Das Wasserdefizit in der Schwarzen Elster, so Walther, konnte durch das Speicherbecken Niemtsch (Senftenberger See) ausgeglichen werden. Allerdings nur bis zur Rutschung an der Insel im Senftenberger See am 13. September 2018. Danach wurde die Wasserentnahme eingestellt und die Wasserzufuhr aus der Grubenwasser-Reinungsanlage Rainitza erhöht.

Der Wassernachschub für die Spree sei mit 20 Millionen Kubikmetern aus den sächsischen Talsperren Quitzdorf und Bautzen sowie mit 13 Millionen Kubikmetern aus dem Speicherbecken Spremberg gekommen. Ende August seien die Reserven aus Sachsen nahezu erschöpft gewesen.

Einschränkungen für Lausitzer Wasserwirtschaft

Der Experte verdeutliche zudem, dass sich die Koordination mithilfe der länderübergreifenden Ad-hoc-Arbeitssgruppe bewährt habe. Aufgrund des Speicherwassers für Schwarzer Elster und Spree seien die Folgen für die Sulfatbelastung begrenzt worden.
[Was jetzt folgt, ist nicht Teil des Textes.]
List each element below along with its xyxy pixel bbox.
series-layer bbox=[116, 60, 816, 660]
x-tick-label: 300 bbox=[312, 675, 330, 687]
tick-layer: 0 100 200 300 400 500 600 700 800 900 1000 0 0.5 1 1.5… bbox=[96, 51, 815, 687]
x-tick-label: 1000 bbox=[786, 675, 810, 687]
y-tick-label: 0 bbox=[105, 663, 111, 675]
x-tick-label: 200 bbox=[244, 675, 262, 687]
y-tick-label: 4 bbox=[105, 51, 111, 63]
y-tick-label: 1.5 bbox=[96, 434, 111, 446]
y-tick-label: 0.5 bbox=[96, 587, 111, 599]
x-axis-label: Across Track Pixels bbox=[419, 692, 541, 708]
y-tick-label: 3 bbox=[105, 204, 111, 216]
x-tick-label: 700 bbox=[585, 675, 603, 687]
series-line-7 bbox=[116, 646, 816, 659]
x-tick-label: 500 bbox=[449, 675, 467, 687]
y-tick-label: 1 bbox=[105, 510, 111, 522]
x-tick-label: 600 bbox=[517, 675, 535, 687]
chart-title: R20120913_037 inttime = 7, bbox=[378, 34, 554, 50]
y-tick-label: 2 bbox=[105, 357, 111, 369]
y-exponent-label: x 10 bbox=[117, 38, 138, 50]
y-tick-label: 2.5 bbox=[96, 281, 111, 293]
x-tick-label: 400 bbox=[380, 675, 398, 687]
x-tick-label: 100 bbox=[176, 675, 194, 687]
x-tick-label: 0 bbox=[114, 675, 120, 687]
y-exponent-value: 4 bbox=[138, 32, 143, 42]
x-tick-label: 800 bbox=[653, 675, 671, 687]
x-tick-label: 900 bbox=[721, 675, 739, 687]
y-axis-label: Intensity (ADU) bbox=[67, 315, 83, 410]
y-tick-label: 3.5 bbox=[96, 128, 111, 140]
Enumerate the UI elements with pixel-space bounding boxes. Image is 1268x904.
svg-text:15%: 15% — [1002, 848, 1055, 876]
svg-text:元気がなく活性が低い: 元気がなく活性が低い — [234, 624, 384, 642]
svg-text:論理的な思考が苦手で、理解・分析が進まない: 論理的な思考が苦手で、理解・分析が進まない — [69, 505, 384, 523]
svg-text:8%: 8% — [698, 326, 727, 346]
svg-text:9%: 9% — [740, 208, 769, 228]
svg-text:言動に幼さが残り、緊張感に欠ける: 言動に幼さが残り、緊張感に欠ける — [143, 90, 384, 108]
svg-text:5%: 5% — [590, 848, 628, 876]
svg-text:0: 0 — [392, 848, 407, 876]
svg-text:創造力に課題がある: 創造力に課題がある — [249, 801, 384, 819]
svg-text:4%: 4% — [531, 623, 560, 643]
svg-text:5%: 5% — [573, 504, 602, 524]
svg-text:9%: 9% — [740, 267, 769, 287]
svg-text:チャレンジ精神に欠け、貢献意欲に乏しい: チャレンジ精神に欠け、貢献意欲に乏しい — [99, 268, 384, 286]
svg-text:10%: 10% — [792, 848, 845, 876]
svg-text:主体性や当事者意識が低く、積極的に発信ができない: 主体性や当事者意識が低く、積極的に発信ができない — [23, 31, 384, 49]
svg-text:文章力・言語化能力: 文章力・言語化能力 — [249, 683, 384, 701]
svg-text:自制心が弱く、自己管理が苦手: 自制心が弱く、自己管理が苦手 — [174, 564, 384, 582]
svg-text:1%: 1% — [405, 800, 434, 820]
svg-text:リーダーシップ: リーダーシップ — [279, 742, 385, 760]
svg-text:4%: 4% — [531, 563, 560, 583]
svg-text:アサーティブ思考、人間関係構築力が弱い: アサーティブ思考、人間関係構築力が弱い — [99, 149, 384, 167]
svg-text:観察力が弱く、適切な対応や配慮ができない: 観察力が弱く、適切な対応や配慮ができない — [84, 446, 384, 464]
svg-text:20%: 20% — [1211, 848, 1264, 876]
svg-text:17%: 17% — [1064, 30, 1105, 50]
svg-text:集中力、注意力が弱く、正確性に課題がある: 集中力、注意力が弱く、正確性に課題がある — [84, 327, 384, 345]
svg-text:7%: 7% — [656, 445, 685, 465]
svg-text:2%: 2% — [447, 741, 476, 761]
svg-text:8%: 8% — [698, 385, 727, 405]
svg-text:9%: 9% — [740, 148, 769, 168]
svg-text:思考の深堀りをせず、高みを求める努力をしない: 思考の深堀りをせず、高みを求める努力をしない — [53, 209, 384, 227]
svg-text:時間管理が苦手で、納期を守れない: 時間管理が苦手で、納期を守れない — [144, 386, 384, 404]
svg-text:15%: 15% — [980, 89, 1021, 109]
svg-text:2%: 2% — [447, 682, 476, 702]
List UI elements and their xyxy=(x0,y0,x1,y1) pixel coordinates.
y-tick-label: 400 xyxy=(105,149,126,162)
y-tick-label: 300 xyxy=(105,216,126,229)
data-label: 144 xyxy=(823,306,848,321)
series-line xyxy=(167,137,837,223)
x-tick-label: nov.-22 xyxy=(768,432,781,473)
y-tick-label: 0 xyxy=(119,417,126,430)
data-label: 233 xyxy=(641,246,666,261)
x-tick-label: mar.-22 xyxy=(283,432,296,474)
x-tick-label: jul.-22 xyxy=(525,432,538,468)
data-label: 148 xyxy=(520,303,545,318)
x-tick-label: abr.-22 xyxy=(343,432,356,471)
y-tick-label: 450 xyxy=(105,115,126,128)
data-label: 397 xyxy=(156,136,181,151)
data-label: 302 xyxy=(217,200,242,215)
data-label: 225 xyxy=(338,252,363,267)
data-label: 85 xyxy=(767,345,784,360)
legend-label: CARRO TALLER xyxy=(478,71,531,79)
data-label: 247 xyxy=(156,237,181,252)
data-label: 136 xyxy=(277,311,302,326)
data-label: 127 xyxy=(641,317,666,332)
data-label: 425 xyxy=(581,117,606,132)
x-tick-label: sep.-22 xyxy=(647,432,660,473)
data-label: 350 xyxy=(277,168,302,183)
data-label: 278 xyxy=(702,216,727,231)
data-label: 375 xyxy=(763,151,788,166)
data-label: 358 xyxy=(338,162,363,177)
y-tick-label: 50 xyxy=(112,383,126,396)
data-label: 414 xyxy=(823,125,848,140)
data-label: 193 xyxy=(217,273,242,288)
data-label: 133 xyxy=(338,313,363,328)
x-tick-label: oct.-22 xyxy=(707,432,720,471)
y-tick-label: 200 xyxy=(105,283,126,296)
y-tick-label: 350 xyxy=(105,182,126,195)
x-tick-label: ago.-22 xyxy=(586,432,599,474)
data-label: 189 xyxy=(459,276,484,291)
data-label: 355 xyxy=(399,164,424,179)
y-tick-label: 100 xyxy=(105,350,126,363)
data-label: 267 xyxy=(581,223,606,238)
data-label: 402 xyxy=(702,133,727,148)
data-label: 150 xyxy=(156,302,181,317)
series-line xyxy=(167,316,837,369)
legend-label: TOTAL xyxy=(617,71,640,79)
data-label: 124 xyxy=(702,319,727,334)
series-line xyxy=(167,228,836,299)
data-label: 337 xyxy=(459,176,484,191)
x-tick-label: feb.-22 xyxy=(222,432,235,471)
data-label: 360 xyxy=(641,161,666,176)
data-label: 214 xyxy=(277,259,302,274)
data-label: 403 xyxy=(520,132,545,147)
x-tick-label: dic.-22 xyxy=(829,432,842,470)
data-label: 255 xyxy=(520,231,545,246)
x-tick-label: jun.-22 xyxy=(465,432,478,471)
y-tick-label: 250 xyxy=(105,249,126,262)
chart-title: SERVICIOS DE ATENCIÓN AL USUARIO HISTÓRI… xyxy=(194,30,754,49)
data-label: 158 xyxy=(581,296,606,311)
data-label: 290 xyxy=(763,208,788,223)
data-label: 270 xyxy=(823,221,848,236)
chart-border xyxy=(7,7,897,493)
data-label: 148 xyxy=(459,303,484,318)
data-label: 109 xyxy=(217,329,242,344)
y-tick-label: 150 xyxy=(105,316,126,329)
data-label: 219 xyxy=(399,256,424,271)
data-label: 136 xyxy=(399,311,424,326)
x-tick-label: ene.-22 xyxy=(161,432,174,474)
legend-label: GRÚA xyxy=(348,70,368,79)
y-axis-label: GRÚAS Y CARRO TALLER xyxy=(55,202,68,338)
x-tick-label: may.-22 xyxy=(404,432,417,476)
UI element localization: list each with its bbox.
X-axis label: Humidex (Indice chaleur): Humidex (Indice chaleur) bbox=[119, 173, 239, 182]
Walther: „Es hat keine Auswirkungen auf die Wassergüte und die Wasserversorgung gegeben.“ Unterdessen sei man für 2019 bereits gut gerüstet. Die Talsperre Spremberg sei voll. In Sachsen werde das Stauziel in Kürze erreicht. Aufgrund der Sanierung an der Insel im Senftenberger See gebe es hier Einschränkungen für die Wasserwirtschaft.

Auf Nachfrage des Vorsitzenden des Aktionsbündnisses Dieter Perko, Bürgermeister von Neuhausen, tritt Jörg Walther letztlich Spekulationen entgegen, dass Sachsen künftig den „Wasserhahn“ drosseln wolle. Laut Staatsvertrag würden weiterhin 20 Millionen Kubikmeter aus den sächsischen Talsperren in Notsituationen wie dem Dürrejahr 2018 zur Verfügung stehen, sagte Walther.